Walmart (NYSE: WMT) revealed that sales increased over 8% within the second quarter as consumers relied on the discounter for groceries and essentials. The retailer reported strong Second-quarter results, with shares rising more than 5% during early morning trading amid the news.
The multinational retail corporation reported earnings of USD1.77 per share, compared to the expected USD1.62 a share. Revenue amounted to USD152.86 Billion, higher than analysts anticipated USD150.81 Billion.
“We’re pleased to see more customers choosing Walmart during this inflationary period, and we’re working hard to support them as they prioritize their spending. The actions we’ve taken to improve inventory levels in the U.S., along with a heavier mix of sales in grocery put pressure on profit margin for Q2 and our outlook for the year. We made good progress throughout the quarter operationally to improve costs in our supply chain, and that work is ongoing. We continue to build on our strategy to expand our digital businesses, including the continued strength we see in our international markets,” said President and CEO, Doug McMillon.

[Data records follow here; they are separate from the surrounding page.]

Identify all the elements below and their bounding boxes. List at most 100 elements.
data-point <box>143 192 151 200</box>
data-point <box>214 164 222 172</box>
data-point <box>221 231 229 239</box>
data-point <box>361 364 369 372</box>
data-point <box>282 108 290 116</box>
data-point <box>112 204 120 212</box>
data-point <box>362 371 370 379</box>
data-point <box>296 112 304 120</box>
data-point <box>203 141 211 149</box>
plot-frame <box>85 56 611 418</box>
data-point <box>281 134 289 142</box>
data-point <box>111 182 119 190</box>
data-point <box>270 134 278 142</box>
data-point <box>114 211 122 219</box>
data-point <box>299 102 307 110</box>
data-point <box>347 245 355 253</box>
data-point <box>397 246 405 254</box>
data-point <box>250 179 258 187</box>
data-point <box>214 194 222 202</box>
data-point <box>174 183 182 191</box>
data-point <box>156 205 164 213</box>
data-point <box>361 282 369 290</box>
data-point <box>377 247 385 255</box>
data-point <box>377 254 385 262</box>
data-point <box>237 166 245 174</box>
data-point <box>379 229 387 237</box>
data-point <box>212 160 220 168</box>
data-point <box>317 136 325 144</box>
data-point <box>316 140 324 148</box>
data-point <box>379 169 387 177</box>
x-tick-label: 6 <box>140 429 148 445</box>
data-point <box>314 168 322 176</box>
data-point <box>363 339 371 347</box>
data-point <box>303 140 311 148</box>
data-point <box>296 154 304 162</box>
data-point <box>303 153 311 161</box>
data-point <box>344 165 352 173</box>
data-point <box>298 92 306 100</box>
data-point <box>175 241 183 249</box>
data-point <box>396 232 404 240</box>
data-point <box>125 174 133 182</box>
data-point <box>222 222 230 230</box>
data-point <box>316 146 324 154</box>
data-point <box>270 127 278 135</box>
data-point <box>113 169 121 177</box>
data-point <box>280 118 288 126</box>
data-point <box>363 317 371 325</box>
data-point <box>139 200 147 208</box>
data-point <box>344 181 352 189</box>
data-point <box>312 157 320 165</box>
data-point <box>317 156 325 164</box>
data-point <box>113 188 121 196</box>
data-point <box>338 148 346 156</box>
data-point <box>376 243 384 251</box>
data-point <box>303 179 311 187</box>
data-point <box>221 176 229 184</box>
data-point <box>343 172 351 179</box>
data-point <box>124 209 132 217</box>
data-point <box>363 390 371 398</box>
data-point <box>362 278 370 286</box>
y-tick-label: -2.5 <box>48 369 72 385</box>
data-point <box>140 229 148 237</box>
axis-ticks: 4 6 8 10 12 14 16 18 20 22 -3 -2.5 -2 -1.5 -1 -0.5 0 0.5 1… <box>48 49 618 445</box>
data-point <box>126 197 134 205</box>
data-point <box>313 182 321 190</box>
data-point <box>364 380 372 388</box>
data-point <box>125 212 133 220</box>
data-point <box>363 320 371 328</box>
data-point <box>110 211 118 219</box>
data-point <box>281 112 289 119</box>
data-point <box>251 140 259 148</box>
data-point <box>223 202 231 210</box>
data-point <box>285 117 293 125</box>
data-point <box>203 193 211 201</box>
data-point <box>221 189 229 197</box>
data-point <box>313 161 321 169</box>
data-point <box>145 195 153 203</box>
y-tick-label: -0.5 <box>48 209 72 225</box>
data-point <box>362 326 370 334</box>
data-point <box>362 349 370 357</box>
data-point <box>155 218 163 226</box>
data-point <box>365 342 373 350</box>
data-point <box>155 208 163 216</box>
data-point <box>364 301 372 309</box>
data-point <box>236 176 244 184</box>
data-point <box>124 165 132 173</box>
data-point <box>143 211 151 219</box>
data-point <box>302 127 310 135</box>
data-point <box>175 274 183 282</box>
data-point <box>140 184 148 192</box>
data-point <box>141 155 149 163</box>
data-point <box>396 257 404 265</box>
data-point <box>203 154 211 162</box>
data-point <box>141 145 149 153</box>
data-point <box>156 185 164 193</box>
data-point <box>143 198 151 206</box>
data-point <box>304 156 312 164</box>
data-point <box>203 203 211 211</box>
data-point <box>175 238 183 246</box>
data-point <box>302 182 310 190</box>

Same-store sales for the company’s U.S. businesses grew 6.5% within the period. According to StreetAccount, this was higher than the 5.9% growth that analysts had predicted. McMillion said that cutting prices on products besides food had helped sell excess inventory, despite the move putting pressure on profit.
“We expect inflation to continue to influence the choices that families make, and we’re adjusting to that reality so we can help them more,” McMillon told analysts on a call with investors. “Regardless of the inflation level and as we work through the places we have too much inventory, we continue to make progress on our strategy.”